The shortfall will make it difficult for Puerto Rico to achieve a structural balance in the next two years, Hitchcock wrote. “If, in that time frame, only limited progress is made to reduce what we consider large structural budget gaps, we could lower the rating further.”

When the fiscal 2013 budget was adopted in mid-2012 the commonwealth’s government anticipated an operating deficit of $332 million, or 3.7% of budgeted expenses of $9.08 billion. It also anticipated a structural budget gap of about 10% of expenditures.

“The new preliminary commonwealth estimate is for a much larger $2.157 billion structural operating deficit, absent corrective action, which would produce what we calculate as structural gap of about 22% against a new, higher estimate of expenses,” Hitchcock said.

The operating deficit is equal to the revenues minus expenditures for a given year. The structural budget gap is S&P’s determination of “on-going revenues” minus “on-going expenditures” in a given year.

The Government Development Bank for Puerto Rico is offering a $750 million line of credit to the island’s government for the current fiscal year. “The $2.157 billion structural deficit projection in fiscal 2013 would be for an actual deficit $775 million less than that, if the GDB credit line were fully drawn upon,” Hitchcock wrote.
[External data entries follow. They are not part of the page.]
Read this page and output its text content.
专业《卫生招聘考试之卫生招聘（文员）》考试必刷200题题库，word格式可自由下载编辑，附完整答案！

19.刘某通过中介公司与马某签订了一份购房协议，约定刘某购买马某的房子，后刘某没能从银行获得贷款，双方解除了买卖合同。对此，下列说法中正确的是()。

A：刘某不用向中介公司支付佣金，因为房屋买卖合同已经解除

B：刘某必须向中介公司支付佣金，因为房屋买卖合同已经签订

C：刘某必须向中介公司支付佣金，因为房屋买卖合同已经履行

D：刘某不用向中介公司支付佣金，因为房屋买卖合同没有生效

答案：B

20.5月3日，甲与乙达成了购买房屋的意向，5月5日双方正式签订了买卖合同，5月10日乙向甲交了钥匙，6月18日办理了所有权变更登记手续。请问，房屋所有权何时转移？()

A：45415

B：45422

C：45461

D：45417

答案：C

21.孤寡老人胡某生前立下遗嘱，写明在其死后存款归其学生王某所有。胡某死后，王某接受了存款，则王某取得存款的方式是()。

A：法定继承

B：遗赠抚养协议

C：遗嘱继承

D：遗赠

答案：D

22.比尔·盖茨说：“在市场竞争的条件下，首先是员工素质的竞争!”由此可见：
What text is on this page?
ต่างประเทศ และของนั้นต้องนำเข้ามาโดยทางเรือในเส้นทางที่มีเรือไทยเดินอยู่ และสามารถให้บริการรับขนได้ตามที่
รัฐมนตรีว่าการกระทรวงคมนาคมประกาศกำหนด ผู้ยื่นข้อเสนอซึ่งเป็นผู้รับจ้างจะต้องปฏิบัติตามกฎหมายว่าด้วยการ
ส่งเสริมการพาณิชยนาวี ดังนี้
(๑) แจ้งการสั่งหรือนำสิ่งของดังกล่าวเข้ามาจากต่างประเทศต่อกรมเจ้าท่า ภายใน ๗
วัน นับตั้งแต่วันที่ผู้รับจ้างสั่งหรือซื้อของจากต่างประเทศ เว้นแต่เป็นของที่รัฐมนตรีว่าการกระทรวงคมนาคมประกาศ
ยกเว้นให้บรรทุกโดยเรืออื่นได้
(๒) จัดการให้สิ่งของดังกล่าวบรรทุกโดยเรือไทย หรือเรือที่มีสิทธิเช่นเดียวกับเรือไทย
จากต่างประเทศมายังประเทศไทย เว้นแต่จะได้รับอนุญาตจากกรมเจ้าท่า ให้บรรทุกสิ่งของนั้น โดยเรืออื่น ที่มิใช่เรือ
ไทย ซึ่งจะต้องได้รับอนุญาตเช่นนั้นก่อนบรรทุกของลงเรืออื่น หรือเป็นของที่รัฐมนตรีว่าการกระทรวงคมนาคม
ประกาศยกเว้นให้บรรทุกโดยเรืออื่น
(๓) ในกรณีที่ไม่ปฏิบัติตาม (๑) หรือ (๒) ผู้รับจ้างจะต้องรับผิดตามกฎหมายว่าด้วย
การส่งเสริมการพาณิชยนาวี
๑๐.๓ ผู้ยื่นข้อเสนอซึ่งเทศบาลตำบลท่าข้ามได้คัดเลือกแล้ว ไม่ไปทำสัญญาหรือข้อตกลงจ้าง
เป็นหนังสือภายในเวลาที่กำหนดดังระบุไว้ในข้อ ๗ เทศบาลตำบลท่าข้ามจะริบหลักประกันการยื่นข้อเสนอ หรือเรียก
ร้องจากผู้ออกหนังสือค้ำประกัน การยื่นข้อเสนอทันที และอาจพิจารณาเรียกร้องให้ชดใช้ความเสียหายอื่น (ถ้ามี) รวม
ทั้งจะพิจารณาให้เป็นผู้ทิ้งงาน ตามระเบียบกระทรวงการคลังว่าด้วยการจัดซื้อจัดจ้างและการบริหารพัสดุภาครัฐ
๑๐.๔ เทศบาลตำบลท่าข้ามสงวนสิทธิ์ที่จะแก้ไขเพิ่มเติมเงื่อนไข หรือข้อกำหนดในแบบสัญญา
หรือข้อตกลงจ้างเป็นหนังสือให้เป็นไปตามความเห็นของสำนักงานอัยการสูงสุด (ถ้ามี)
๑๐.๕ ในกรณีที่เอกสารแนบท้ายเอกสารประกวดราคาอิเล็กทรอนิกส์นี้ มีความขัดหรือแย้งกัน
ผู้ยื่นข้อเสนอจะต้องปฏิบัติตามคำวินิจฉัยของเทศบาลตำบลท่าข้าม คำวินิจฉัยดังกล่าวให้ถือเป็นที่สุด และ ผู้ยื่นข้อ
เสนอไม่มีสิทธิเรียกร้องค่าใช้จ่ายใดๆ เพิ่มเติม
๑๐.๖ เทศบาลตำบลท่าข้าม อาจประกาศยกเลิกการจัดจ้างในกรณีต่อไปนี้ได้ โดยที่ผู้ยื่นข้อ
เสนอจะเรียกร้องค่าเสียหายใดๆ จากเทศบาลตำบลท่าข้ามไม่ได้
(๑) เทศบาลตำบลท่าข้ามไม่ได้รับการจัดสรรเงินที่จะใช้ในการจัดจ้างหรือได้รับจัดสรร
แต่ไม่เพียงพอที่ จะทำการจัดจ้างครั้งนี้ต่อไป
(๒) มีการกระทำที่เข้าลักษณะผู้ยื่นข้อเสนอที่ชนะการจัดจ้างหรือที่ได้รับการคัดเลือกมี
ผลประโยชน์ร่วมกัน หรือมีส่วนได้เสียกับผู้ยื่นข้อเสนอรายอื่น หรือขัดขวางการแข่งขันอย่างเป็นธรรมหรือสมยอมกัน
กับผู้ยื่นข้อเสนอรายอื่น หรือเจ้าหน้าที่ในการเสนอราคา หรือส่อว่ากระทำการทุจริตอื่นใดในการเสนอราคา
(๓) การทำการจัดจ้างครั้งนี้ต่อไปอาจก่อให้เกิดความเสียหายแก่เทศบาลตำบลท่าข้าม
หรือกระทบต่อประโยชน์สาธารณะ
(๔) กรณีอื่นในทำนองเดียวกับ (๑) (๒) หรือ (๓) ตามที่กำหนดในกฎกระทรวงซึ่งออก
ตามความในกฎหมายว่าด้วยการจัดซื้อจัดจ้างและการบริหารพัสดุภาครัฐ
Puerto Rico Gov. Alejandro García Padilla is considering budget actions to address the deficit, he wrote, but the size of the deficit made the agency take action on the rating.

S&P’s action comes after Moody’s Investors Service downgraded Puerto Rico’s GO debt to BBB-minus from BBB-plus in December. On Feb. 21 Fitch Ratings placed its BBB-plus rating on the GO debt on negative watch.

In response to Standard & Poor’s action, García Padilla said: “This new report by S&P is a wake-up call to all Puerto Ricans and all interest sectors, as it makes clear the seriousness of the financial situation facing the island today. It is also a clear example of the irresponsibility of those in the past who did not take necessary corrective action.

“The report does recognize that our administration is evaluating important budget measures and a major reform of the government retirement system,” he added. “But this must go beyond mere proposals. They expect action. The island deserves action. We must rescue our nation. We must join forces in that effort, all of us. We must act decisively and with great sensitivity.”

Hitchcock noted that S&P did not lower the rating on the Puerto Rican government’s appropriation debt, which is typically rates one notch below the GO rating. That’s because the current law prioritizes the repayment of debt and gives the government flexibility in budgetary matters to do so.

Meanwhile, Fitch on Thursday put the BBB-plus rating of the Puerto Rico Electric Power Authority’s revenue bonds on rating watch negative. Based on unaudited fiscal year 2012 figures, Fitch believes that the authority’s cash flow was inadequate to cover operating and debt service costs. Fitch is also concerned about the recession’s continuing impact.

Also on Thursday Standard & Poor’s downgraded the Government Development Bank for Puerto Rico to BBB-minus from BBB and cited the downgrade of the GO debt. S&P pushed the bank’s short-term rating to A-3 from A2.